Holmes championed the theory of continental drift promoted by Alfred Wegener at a time when it was deeply unfashionable with his more conservative peers. One problem with the theory lay in the mechanism of movement, and Holmes proposed that Earth's mantle contained convection cells that dissipated radioactive heat and moved the crust at the surface. His Principles of Physical Geology ended with a chapter on continental drift.

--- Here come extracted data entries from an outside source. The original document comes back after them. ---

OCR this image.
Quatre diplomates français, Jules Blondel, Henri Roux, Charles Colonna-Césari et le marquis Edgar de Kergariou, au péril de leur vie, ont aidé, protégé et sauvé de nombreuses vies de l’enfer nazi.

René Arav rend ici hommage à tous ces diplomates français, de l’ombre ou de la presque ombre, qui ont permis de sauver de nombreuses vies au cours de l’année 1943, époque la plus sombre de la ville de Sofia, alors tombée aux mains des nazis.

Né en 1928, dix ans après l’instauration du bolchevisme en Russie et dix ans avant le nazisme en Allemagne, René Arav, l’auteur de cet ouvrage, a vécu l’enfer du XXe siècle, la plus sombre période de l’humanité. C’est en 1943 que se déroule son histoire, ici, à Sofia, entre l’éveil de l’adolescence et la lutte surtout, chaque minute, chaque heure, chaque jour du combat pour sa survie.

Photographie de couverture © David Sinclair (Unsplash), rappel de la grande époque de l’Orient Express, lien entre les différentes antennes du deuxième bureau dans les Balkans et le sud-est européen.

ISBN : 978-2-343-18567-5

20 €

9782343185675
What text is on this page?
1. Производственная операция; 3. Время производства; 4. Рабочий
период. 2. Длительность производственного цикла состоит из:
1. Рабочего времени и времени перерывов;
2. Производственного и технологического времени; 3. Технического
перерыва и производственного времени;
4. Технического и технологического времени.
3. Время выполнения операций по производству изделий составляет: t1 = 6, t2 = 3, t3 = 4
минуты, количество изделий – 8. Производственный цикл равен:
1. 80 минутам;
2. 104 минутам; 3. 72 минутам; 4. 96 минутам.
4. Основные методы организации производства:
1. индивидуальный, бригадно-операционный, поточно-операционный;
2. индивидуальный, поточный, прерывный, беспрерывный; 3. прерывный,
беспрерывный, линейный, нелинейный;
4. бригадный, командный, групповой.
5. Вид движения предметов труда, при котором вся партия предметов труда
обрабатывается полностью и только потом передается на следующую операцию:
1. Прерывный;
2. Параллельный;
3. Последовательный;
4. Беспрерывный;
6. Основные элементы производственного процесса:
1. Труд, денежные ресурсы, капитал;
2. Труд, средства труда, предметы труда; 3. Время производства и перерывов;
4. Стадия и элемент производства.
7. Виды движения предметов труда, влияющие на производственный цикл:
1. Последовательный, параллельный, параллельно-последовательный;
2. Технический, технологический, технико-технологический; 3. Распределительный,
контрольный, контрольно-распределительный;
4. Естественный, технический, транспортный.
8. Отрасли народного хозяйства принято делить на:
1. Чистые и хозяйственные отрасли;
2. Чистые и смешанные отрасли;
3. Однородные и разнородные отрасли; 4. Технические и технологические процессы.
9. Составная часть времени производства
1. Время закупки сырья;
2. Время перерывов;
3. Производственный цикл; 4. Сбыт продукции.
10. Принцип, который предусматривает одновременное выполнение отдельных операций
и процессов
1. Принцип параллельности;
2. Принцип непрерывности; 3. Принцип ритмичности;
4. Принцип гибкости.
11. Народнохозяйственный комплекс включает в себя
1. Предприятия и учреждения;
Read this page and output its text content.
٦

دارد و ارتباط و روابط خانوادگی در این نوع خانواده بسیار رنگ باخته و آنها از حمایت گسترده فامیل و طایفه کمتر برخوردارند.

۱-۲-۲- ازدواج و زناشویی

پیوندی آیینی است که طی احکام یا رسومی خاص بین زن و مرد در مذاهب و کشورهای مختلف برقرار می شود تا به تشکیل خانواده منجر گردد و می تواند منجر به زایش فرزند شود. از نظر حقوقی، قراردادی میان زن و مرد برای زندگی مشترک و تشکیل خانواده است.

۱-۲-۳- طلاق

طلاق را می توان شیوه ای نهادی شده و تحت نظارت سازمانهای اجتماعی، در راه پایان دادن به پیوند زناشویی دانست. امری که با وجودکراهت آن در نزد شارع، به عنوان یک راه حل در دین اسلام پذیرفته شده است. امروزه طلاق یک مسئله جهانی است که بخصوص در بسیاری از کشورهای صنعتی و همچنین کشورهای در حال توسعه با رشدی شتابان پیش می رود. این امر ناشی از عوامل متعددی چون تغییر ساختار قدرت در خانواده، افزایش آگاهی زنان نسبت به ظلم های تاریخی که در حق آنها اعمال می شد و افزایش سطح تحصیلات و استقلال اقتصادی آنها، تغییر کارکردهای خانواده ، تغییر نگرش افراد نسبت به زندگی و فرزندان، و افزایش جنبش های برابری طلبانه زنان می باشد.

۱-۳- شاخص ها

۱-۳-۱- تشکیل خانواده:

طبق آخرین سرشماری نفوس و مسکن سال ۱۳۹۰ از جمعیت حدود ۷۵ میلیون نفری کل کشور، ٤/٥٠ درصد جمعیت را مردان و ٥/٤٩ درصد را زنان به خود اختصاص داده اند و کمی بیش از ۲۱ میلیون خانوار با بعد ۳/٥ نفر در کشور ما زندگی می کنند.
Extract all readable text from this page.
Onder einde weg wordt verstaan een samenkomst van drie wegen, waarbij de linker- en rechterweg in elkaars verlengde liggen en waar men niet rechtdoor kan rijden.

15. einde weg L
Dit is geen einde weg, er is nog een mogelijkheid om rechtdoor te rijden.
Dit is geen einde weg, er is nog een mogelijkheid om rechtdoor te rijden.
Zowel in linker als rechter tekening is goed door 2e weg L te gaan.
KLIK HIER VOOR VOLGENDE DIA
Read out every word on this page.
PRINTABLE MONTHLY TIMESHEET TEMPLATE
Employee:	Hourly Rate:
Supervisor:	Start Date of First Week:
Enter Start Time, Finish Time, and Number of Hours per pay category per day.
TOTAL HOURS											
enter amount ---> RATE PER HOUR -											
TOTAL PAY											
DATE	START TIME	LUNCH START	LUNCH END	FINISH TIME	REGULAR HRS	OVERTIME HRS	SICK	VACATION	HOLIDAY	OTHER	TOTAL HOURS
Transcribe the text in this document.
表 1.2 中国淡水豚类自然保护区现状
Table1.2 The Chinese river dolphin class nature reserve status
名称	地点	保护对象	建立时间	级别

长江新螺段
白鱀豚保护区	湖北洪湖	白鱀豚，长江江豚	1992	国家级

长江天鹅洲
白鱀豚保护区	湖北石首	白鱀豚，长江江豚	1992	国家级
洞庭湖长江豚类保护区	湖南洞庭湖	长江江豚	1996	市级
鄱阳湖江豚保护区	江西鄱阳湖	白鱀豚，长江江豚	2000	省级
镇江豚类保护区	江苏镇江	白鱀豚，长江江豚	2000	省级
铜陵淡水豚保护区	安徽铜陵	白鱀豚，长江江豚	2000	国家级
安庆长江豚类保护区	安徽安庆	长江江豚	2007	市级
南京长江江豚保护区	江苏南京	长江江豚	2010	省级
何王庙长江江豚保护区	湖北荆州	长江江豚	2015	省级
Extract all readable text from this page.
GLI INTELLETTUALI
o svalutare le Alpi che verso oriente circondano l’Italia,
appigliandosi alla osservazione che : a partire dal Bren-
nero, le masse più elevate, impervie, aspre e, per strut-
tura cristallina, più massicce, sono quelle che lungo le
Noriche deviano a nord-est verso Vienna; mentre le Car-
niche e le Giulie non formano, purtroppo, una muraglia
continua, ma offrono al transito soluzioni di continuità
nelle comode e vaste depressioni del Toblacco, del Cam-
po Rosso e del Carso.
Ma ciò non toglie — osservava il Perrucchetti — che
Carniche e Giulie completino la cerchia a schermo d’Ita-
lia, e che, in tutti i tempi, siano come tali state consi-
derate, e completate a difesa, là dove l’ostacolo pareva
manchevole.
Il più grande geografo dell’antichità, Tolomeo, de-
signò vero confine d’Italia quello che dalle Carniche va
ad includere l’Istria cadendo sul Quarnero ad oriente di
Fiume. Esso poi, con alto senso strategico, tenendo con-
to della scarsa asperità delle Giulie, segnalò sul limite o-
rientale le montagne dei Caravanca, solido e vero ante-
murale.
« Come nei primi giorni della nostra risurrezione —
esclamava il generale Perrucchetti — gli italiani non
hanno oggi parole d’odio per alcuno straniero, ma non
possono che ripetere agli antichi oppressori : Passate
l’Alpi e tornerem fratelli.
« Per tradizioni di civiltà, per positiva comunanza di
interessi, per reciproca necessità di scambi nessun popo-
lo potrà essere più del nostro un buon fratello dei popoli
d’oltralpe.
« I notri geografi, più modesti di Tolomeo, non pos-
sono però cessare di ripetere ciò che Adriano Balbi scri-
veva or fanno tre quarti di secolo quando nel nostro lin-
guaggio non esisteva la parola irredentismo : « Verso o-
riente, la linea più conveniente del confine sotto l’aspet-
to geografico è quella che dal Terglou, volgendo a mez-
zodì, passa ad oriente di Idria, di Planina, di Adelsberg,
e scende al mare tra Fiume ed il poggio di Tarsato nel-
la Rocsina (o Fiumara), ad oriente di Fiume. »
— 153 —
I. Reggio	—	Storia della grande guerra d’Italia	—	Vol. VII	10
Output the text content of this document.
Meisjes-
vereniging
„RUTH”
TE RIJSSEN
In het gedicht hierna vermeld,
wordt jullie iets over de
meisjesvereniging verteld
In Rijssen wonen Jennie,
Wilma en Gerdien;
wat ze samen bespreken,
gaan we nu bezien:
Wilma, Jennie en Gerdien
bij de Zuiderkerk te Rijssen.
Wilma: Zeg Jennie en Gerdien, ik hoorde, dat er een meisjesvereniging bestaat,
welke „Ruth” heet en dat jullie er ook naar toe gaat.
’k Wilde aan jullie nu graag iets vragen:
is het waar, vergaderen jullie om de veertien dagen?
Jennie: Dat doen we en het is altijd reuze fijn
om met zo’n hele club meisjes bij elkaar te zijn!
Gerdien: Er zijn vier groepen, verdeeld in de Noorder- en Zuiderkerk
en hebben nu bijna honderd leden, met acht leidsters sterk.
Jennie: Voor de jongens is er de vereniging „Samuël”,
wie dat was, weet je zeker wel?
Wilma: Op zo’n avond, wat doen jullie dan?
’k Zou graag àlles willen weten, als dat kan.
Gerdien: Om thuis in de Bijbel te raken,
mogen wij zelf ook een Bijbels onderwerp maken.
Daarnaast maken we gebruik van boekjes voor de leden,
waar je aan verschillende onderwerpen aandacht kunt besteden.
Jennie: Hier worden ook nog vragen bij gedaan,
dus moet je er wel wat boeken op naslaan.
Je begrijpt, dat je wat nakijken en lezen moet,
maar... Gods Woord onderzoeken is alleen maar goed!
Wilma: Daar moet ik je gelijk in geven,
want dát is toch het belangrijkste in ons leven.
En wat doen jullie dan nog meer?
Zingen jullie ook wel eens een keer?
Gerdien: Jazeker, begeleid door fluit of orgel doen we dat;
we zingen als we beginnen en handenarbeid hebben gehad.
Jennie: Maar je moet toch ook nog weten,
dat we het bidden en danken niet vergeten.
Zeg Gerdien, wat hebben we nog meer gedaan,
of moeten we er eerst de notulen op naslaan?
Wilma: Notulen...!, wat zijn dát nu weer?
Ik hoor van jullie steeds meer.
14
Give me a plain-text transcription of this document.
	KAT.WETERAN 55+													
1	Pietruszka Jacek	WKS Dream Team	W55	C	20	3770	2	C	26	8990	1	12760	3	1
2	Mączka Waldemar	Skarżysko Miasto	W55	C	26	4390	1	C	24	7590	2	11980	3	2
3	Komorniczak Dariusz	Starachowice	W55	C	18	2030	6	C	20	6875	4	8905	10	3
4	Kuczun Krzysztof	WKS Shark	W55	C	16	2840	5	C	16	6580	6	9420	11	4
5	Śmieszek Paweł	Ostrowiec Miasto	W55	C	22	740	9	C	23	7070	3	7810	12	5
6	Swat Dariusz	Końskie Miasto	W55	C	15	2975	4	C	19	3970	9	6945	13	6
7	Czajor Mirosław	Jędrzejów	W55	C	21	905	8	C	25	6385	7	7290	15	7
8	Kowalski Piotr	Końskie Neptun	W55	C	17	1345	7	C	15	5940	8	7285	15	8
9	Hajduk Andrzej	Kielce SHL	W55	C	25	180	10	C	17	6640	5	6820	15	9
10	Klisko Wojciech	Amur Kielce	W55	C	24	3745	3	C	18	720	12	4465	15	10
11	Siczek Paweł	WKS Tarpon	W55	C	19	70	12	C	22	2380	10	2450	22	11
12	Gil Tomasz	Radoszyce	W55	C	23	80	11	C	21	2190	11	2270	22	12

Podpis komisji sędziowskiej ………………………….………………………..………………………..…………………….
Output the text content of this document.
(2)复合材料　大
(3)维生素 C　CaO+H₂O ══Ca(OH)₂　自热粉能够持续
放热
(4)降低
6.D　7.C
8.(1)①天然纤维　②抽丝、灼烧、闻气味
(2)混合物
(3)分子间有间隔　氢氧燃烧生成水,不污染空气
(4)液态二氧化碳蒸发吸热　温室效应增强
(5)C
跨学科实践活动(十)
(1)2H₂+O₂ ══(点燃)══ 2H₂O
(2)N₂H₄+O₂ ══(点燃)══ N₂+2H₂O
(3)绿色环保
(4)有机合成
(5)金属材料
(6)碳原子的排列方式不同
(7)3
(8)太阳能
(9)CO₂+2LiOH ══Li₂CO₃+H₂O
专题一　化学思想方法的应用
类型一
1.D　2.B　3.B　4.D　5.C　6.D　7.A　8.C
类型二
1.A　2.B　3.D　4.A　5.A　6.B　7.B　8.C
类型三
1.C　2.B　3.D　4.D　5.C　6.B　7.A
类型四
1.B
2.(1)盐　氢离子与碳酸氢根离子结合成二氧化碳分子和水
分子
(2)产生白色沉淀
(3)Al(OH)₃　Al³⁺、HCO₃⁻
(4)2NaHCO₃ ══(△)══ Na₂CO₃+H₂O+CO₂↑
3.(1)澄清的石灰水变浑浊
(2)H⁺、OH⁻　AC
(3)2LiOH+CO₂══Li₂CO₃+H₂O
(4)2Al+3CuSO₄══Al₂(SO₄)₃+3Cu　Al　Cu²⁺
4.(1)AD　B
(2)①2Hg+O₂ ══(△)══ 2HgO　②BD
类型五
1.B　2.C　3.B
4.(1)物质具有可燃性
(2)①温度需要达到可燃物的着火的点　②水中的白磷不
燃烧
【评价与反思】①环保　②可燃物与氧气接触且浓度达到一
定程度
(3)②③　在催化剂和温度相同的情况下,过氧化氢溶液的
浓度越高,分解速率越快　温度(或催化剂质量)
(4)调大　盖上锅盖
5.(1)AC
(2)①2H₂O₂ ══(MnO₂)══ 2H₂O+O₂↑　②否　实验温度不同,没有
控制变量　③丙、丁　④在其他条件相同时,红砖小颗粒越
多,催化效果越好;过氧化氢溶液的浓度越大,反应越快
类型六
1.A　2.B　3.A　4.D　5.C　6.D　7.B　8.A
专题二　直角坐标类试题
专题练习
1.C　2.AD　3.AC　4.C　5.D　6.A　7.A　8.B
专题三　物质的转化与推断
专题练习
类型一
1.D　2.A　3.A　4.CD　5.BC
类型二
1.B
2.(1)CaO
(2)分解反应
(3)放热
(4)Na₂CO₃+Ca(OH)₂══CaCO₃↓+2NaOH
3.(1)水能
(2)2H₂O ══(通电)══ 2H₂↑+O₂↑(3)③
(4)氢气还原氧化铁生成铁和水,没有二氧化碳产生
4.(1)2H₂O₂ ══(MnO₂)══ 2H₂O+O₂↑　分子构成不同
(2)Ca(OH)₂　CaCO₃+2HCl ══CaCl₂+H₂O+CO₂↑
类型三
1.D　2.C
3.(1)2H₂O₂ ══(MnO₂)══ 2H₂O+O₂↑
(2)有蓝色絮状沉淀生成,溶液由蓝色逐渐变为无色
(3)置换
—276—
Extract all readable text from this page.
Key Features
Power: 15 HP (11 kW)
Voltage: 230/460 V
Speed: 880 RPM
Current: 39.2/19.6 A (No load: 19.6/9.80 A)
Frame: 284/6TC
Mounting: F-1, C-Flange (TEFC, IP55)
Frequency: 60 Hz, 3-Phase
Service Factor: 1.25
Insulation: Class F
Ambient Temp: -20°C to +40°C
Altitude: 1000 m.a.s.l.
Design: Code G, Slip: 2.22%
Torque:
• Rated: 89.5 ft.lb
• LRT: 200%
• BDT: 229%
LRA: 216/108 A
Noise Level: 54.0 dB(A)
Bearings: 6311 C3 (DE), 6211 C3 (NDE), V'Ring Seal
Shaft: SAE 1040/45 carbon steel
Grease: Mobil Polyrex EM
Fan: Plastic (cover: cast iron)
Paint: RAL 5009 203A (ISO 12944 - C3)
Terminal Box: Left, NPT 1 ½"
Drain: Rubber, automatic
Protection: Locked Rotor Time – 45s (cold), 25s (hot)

Part of the model was the origin of the seafloor spreading concept.

==Honours and awards==
Honours included:
- 1940 Murchison Medal, Geological Society of London
- 1946 Sederholm Medal, Geological Society of Finland
- 1955 Foreign Member Académie des sciences, Institut de France
- 1956 Penrose Medal, Geological Society of America
- 1956 Wollaston Medal, Geological Society of London
- 1962 Makdougall Brisbane Medal, Royal Society of Edinburgh
- 1964 Vetlesen Prize, Columbia University

The Arthur Holmes Medal of the European Geosciences Union and a crater on Mars have been named in his honour. The Durham University Department of Earth Sciences' Isotope Geology Laboratory is also named after him, as is the students' Geology Society.

==Major works==
- The age of the earth 1913, Harper & Brothers, 2nd edition 1927, 3rd edition 1937.
- The nomenclature of petrology, with references to selected literature. Thos Murby, London, van Nostrand, New York, 1920, 2nd edition 1928.
- Petrographic methods and calculations with some examples of results achieved Thos Murby, London, 1921 2nd edition 1930.
- Radioactivity and Earth Movements, Trans Geological Soc, Glasgow, vol 18, pp 559–606.
- Principles of Physical Geology 1944, Thomas Nelson & Sons, 2nd edition 1965, 3rd edition (with Doris Holmes) 1978, 4th edition (with Donald Duff) 1993.
- The Phanerozoic time-scale; a symposium dedicated to Professor Arthur Holmes Geological Society, London, 1964.